2016年9月
(ワークショップ報告書)「健康長寿社会日本」のためのバイオメカニクス研究/CRDS-FY2016-WR-04
エグゼクティブサマリー

 本報告書は科学技術振興機構(JST)研究開発戦略センター(CRDS)が平成28年5月11日に開催したワークショップ(WS)「健康長寿社会日本のためのバイオメカニクス研究」に関するものである。

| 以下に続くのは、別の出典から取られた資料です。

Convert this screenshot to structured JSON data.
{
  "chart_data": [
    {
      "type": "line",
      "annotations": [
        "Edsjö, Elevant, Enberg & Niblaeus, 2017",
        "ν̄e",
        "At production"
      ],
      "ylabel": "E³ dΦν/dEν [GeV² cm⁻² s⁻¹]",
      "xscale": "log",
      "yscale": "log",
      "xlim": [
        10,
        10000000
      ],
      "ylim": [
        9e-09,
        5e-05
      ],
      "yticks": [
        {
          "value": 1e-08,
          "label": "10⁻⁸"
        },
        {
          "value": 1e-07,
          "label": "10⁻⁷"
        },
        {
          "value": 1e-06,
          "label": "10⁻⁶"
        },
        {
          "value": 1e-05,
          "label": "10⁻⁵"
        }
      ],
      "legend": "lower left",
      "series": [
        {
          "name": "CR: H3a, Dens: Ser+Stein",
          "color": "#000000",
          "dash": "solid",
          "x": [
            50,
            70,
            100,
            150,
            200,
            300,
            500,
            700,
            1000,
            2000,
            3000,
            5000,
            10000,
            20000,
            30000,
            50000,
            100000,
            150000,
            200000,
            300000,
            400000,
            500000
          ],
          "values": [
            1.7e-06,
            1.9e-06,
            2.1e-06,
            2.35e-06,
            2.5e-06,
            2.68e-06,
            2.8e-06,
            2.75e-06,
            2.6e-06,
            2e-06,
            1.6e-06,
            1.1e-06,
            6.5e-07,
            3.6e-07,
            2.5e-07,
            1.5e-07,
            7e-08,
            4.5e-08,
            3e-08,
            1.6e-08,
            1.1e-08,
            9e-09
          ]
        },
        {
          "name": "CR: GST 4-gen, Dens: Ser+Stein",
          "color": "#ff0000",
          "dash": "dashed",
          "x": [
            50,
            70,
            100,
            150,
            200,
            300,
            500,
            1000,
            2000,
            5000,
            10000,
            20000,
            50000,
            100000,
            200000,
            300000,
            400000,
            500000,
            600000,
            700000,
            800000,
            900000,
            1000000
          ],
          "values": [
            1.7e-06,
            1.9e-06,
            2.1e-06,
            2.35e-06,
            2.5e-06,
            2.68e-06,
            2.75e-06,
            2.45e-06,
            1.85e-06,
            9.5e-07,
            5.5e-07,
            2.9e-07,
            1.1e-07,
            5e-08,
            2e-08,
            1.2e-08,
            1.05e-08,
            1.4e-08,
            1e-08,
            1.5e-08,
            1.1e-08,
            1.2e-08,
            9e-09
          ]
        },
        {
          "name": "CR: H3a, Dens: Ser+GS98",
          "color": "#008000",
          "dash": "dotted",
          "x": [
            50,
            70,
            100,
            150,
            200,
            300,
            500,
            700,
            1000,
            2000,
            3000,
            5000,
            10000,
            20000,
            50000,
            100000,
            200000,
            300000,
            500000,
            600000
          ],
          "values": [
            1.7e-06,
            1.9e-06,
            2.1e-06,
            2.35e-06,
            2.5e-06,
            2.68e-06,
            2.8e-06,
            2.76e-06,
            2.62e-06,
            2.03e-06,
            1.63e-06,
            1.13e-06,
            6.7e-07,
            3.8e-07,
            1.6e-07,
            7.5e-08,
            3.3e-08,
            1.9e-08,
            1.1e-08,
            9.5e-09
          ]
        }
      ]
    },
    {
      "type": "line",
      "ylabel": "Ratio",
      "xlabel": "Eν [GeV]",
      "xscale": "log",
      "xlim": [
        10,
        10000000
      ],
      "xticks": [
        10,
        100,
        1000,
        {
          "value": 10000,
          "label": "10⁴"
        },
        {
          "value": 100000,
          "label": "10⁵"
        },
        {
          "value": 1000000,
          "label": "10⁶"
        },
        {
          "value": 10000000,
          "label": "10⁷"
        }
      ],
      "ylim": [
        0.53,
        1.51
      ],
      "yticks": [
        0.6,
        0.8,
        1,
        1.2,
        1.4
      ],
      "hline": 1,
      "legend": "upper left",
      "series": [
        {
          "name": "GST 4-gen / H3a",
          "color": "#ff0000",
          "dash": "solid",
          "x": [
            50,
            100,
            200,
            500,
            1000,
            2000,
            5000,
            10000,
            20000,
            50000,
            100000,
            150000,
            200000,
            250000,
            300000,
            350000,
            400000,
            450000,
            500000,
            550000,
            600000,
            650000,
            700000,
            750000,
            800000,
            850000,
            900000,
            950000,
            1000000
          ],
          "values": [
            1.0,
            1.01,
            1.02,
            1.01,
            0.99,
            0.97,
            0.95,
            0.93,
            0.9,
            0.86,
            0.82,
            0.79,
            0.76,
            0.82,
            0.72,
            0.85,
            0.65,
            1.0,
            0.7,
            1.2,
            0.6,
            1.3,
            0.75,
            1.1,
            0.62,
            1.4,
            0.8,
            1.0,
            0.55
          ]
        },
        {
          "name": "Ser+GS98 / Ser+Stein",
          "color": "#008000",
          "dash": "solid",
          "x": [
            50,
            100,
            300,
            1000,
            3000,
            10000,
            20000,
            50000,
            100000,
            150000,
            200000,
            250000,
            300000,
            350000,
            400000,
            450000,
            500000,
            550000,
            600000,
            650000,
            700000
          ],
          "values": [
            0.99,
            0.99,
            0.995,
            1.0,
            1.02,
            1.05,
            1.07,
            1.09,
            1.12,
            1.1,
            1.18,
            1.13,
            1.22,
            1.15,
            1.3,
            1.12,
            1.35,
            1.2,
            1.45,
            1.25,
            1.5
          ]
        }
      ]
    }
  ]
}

 世界に先駆けて「超高齢社会」に突入した我が国では、高齢者が日常生活動作を支障なく行うことができ、健康を維持していくことが強く望まれている。しかし、現在のところ、ロコモティブシンドロームに代表される運動機能の衰退から、寝たきり、要介護となる高齢者は増加の一途をたどっており、この問題を解決するための研究開発、その成果の早期社会実装が強く期待されている。一般に、健康の維持のためには、「身体を動かすこと」が重要なファクターであるが、積極的に運動を行い、身体作り、健康維持を行うという意識が高まっているものの、これを実施する者は少なく、我が国の生産性維持を考えた場合、国民全年代層が「身体を動かす」こと、例えばスポーツを楽しむことができるよう、様々な施策が必要となる。 JST-CRDSでは、こうした社会的問題の解決に向け、人間をはじめとする生物の運動機能を力学的に解析・解明し、疾患の治療、リハビリテーション、これらを支援するための各種デバイスや計測器の開発を行う複合領域である「バイオメカニクス」に着目して、平成27年度から検討を進めてきた(以下「本チーム」)。  本チームではこの問題の解決に向けて、当該分野の研究開発動向を俯瞰的に調査し、超高齢社会における運動機能の維持に役立つ研究開発課題等を抽出し、これらを組み合わせることによって、例えば、運動機能モニタリングにより得られたデータに医師やコーチの知見を加えて、ケガの予防・適切な運動技能の獲得を目指すクラウドシステムの構築などを実現するための科学技術戦略立案を目的としている。  これまでの有識者インタビューなどの活動を通じて、本システムを構成する要素技術である、「スポーツ医科学研究」「脳計測に基づく運動機能拡充」などについて、先端的な研究開発要素の抽出を行った。また、国内外のスポーツ医科学研究に関連したプロジェクト等を調査した。本チームでの提案は今後、国民個人の健康長寿の維持、我が国全体としての健康長寿社会形成の基盤となり得るツールの開発としてまとめていく予定である。

 本チームの調査・検討内容をより深化する活動の一環として、ワークショップを開催し、上記の先端科学技術、脳科学、スポーツ医科学を専門とする有識者より最先端の技術、研究開発、業界などの動向に関する発表と意見交換を行うこととした。本ワークショップでは、参加いただく有識者に事前にアンケートに回答いただき、超高齢化社会問題の解決に資する先端科学的シーズと将来的な研究テーマやそれを達成するための望ましいファンディング形式などについて意見を集約した。これらも踏まえて、今後の課題抽出・研究推進にあたって必要な方策、また本研究領域に公的資金を投入する意義の明確化などを議論した。
その結果、主に以下のような研究開発の重要性が指摘された。
・スポーツ等の身体作りに関心を持たない層が利用したくなる運動支援デバイス、特にスポーツの「コツ」をつかむことができるようなデバイスの開発
・運動機能の衰退、また、衰退した状態から回復するログ等を大規模に集積し解析する疫学的研究
・運動機能を司る脳の情報を読み取り、これを筋電刺激等で反映させるためのシステム/デバイス開発、また、脳情報読み取りを中心とした脳科学研究の深化
・スポーツにおける外傷(ケガ)を報告し、医学的な意味を持たせた統一的なデータフォーマットの作成とデータベース化、競技団体レベルでのトレーニング方法としての実装
・スポーツ医科学研究全体の深化と医学、スポーツ科学、工学など異分野連携

 また、これらの研究および現状の成果は広範囲に渡り、主体的に研究を進める研究者、関係者が多様であること、国として研究開発を推進する際、最先端を走る研究、および研究者層が不明確であることが指摘され、研究開発領域を提案するにあたっては、より詳細な調査が必要であることが指摘された。
 今回のワークショップで得られた意見や提案を整理、統合し、多くのステークホルダーとの関わり方やアウトプットイメージ、先端的な研究開発成果を明確にすることに留意しつつ、バイオメカニクスチームが作成する調査報告書へと反映する予定である。